By KIRK WRIGHT, Associated Press Writer
Buenos Aires – Just outside Buenos Aires, in the depths of the Rio de la Plata and the South Atlantic, lie the remains of thousands of bodies.
A generation ago, officials from Argentina’s Naval Mechanics School, known by its Spanish acronym, ESMA, secretly loaded drugged prisoners into aircraft and threw them out over the brown and frigid waters. As many as 5,000 people were “disappeared” at the hands of ESMA, perhaps the most horrifying symbol of South American repression in the 1970s.
Earlier this month, more than 30 years after these crimes were committed, 19 officials from ESMA finally appeared in court.
The trial is the product of a debate emerging all across Latin America: Should amnesty laws passed a generation ago to shield authorities from Latin America’s repressive dictatorships from prosecution still be respected? If so, why?
In the 1980s, Latin America’s emerging democracies reached an uncomfortable compromise: In exchange for immunity for crimes committed during repressive “anticommunist” rule – including illegal detention, kidnapping, torture, murder, and forced disappearances – the armed forces relinquished power and allowed civilian governments to rule.
Today, however, freed from the pressure of military rebellion, Latin countries are revisiting these deals.
Chile and Argentina are marching ahead with wide-reaching prosecutions. Through a series of judicial opinions, Chile’s amnesty law – decreed in 1978 by Gen. Augusto Pinochet, who ousted socialist President Salvador Allende in 1973 – has been rendered inapplicable. Approximately 300 officials have been convicted in recent years, and scores more await trial.
Argentina’s amnesty laws – passed in 1986 and 1987, after the military rebelled when the young democratic government began prosecuting the military’s highest authorities – were revoked by the Congress in 2003 and declared unconstitutional by the Supreme Court in 2005. Fifty-five officials from Argentina’s dictatorship – which ruled from 1976 to 1983 and “disappeared” as many as 30,000 people during the country’s so-called “dirty war” – have been convicted, and 625 others are being investigated.
According to Juan Méndez, an Argentine-born visiting professor at the Washington College of Law at American University, who has also served on the Inter-American Commission on Human Rights, Chile and Argentina are an “example to the world.” He says they are fulfilling their duty under international law to prosecute crimes committed by the state and are finally providing victims with a remedy after denying them all judicial recourse for decades.

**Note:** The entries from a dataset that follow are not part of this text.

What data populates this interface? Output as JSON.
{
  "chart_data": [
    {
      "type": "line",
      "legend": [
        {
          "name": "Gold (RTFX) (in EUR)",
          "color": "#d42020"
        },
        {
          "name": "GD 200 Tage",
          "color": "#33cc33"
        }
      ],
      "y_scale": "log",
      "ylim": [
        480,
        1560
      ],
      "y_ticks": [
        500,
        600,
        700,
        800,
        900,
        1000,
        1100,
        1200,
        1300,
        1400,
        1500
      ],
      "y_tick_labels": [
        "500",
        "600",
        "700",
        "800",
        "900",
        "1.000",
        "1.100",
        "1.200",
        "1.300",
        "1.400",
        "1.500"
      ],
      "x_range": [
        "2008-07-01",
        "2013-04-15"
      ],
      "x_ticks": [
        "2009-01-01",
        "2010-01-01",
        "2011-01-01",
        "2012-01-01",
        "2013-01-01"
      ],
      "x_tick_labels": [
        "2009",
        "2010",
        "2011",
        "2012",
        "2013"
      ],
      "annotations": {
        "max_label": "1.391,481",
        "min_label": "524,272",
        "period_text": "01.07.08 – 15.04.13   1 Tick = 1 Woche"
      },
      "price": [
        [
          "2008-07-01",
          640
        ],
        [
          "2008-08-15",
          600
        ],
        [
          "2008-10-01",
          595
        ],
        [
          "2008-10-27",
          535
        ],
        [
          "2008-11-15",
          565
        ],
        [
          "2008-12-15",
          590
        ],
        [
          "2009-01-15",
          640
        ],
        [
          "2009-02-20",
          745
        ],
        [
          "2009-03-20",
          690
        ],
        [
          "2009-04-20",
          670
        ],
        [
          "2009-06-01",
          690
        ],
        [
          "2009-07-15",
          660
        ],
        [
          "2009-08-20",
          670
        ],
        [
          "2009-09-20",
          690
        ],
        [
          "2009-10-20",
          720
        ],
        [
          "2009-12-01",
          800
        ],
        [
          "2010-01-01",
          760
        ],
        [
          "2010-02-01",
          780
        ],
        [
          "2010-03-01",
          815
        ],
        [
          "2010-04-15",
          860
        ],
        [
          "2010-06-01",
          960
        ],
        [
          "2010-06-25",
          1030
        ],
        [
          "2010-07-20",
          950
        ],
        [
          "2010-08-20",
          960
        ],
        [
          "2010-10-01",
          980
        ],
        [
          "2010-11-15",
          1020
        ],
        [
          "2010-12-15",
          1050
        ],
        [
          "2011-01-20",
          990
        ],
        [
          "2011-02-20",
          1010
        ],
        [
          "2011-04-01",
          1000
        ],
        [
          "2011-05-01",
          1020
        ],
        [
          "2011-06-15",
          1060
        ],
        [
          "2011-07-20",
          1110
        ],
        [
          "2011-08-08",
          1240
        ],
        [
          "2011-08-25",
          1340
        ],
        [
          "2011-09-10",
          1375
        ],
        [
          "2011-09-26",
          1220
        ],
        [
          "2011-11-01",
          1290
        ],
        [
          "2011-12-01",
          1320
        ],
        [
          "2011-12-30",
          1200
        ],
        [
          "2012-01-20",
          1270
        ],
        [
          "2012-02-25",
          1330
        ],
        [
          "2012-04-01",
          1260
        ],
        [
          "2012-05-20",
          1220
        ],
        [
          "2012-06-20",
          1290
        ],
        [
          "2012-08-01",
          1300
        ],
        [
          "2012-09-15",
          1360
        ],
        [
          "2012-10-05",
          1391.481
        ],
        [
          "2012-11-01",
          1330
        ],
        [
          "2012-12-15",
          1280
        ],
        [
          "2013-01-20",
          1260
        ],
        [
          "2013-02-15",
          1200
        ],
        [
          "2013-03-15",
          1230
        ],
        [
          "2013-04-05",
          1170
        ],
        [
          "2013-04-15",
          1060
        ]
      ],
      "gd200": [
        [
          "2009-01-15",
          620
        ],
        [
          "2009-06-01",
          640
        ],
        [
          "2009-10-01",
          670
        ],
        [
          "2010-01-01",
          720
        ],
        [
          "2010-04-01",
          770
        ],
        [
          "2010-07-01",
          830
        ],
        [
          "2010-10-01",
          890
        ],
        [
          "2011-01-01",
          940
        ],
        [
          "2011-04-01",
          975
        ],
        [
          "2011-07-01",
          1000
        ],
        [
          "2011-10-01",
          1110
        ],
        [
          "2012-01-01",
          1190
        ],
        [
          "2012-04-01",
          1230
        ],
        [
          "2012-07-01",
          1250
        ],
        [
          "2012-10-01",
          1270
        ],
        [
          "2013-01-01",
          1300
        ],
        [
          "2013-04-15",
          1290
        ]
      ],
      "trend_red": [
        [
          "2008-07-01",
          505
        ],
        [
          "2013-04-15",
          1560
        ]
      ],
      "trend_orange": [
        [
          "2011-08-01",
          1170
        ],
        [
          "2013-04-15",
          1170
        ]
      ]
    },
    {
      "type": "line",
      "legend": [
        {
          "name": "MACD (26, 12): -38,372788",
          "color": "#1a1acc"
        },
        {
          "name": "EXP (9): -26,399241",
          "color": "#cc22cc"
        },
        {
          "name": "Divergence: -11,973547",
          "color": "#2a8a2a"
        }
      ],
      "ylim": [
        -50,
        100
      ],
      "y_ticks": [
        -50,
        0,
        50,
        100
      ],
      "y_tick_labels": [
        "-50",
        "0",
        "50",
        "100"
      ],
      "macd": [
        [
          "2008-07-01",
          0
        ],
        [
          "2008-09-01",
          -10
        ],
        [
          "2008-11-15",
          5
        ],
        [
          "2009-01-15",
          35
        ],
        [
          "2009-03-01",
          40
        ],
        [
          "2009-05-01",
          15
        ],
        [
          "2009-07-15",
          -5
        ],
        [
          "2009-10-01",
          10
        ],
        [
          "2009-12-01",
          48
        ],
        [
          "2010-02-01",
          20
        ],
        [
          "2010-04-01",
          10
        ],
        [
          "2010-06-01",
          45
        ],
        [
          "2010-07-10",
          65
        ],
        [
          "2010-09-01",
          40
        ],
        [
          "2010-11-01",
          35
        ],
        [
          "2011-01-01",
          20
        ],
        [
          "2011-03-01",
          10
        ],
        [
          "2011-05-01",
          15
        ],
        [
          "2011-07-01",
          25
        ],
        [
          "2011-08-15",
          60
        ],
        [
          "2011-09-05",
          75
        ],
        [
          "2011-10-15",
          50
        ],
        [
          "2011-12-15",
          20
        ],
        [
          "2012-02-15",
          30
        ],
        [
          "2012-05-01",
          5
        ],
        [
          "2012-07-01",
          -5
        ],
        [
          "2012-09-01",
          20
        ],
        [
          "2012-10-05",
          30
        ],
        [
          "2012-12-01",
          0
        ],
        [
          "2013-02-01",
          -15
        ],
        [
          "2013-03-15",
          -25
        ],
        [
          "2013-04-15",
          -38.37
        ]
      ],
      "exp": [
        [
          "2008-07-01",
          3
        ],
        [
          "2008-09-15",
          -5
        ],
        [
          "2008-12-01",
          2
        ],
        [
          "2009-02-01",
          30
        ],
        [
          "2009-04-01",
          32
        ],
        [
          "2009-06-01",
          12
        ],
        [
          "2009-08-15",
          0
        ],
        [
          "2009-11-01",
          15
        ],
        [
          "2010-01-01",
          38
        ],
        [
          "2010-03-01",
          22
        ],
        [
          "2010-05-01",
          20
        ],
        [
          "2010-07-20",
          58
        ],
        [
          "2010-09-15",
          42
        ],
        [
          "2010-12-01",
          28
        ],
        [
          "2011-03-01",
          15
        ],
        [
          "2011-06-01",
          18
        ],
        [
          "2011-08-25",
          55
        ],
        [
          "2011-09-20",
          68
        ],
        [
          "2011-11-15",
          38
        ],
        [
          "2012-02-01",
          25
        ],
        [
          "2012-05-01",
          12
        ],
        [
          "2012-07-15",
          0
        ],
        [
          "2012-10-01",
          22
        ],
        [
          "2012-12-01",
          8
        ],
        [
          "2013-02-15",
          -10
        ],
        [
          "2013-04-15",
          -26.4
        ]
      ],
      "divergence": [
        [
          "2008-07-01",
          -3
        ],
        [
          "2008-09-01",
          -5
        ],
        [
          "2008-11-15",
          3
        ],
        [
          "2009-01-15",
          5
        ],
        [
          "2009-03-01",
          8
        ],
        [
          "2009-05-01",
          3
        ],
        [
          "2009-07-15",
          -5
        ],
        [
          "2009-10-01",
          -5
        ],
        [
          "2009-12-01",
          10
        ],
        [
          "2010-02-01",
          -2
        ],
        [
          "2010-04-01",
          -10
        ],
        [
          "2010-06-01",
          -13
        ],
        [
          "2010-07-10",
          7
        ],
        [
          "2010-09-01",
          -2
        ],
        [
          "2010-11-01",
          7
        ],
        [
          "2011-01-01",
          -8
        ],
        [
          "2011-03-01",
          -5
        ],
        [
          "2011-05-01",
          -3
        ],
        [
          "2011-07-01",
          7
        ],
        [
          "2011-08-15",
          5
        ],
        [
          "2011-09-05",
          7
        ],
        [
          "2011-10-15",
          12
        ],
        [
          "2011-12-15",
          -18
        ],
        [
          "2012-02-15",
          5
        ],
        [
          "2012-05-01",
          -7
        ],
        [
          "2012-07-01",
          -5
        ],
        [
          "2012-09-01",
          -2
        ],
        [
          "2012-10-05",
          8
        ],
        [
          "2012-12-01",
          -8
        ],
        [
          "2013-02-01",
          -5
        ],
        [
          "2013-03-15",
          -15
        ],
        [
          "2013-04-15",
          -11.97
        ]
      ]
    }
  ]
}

Where prosecution lagsBut other countries have not rushed to prosecute their aging military officials as a way of coming to terms with the past.
In Argentina, the process has been a chaotic, start-and-stop process, alternately generating great hope, disappointment, and seething resentment. After human rights groups spent nearly two decades trying to break “the impunity,” former President Nestor Kirchner oversaw the repeal of Argentina’s amnesty laws shortly after being elected president in 2003.
Mr. Kirchner’s wife, Cristina Kirchner, succeeded her husband two years ago, continuing a push for dirty-war prosecution. But opposition to the trials appears to be growing as the political popularity of the Kirchners falls.
The trials in Argentina have also suffered from logistical problems. Many have languished in the pretrial phase. According to numbers compiled by the public ministry, 445 people are currently being held in pretrial preventive detention. Defendants have been detained for several years or more. Less than 10 percent of cases have reached a verdict, and the lack of a guiding prosecutorial strategy has forced victims to return to courts time and again to relive painful memories.
Nevertheless, activists in Chile have been disappointed by sentences, which have generally been five years or less even in cases of homicide. “It’s not the justice we want,” says Roberto Garreton, who is currently a member of the United Nations’ Working Group on Arbitrary Detention. Still, he says, it’s a change from the time that the justice system did nothing.